In the beginning it was all new, all wonderful. I had nothing to complain about except my commute and keeping a strict waking schedule. I found the novelty of it stimulating, and knowing my love for all experiences new, this was no exception.
One of my favorite people was someone not paid by the organization I worked for. Ms. W. worked for the school district and we bonded almost immediately. She was the math and science teacher, two of my favorite subjects through school and my tutoring fortes. I was thrilled to be able to work in her classroom and take part in teaching as well as counseling. The more involved I got with the teaching aspect, the closer I grew to Ms. W. Soon my responsibilities became blurred, as my job description never fully got established with my newfound position as a sometimes-lecturer, sometimes-counselor.
I was also having a lot of fun bonding with Ms. W. I think we found each other as kindred spirits, our souls too impenetrable by our environments. We'd have long discussions on every topic, mostly she talked and I listened. I love listening to the elderly because I find their wisdom and experience very educational, and I also find it a privilege to be a listener. It worked out well. I was curious, she was wise. Also really interesting and a living hippie.
As my superiors noted this attachment, they swiftly cut the cord, exiling me to the other room with the annoying teacher that everyone had issues with. Plus I found the social sciences incredibly unorganized and unstructured. The classroom was smaller, stuffier, and just less appealing. No one made it a secret - they straight up told me what my duties were and why I had to move. I had no say in this and found it very frustrating.
Plus I missed Ms. W. very much. Shortly after my arrival into her classroom, she had told me that I was the reason why she wasn't retiring that year. This made me feel very welcomed and needed. I like feeling that way, who doesn't? When I left, I had virtually no time to prepare, and worst of all, minimal time with Ms. W. I remember on one off-chance conversation, she ranted to me about the system and how they took me away from her. This all culminated in her decision to retire. I also lamented this but by this time I was so jaded by the organization that I just felt numb and powerless to the whole situation. It was around this time that I knew I could not survive in this environment without Ms. W., the one voice of reason amidst a group of unintellectual robots.
This further reinforces my hatred of being at the bottom of the food chain, of being under the control of people that I do not respect and cannot respect because of their adherence to systems that should probably be more flexible if they are to improve and benefit those they claim they are working for.
I understand that I was merely a worker and my duties became conflicted because of my relationships and interests. I can't just step into a workplace and carve out a job the way I like it. However, the handling of the situation was so rude and unprofessional. I hated that they wanted to turn me into a robot, that they could make me do whatever they wanted. If real life is like that, then I want to be in school forever.

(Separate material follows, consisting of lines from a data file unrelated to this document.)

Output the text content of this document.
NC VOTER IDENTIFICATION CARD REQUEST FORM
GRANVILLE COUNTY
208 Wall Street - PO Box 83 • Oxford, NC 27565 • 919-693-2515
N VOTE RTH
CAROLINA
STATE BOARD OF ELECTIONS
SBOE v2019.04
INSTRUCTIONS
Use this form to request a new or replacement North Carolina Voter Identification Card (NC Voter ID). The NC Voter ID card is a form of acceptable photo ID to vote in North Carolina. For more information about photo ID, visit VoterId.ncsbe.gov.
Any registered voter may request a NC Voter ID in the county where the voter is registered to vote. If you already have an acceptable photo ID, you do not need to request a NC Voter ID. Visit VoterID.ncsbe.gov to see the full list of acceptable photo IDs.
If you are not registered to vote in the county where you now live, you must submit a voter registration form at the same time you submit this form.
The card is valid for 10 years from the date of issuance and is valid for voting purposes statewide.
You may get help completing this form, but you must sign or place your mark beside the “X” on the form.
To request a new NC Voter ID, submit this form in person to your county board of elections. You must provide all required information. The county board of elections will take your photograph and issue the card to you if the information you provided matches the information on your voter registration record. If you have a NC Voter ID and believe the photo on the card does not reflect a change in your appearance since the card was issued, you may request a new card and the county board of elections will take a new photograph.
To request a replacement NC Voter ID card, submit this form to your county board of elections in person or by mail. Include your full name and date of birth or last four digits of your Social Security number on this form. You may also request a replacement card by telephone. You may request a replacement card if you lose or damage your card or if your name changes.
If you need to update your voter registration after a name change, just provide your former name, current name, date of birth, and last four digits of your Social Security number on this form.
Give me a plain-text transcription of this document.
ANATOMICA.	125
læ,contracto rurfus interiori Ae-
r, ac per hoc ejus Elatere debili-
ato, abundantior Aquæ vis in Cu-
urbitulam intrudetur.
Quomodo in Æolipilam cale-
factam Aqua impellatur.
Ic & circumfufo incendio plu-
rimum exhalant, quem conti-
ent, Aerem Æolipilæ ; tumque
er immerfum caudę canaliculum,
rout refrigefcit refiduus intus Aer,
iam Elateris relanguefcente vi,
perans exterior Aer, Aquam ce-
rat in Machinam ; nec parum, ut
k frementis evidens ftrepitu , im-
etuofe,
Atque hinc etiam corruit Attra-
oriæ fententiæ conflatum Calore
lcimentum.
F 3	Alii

Anyway I am happy that I got a conclusion and a heartfelt goodbye with Ms. W. I don't think she knows how influential she was in my job. Maybe her presence did distract me from my real job, but our conversations enlightened me and taught me more than my bosses could ever have. She was the only one who saw my presence as more than a minion to control, and for that I am grateful.
*Funny I came to this revelation while eating a plum over the kitchen sink.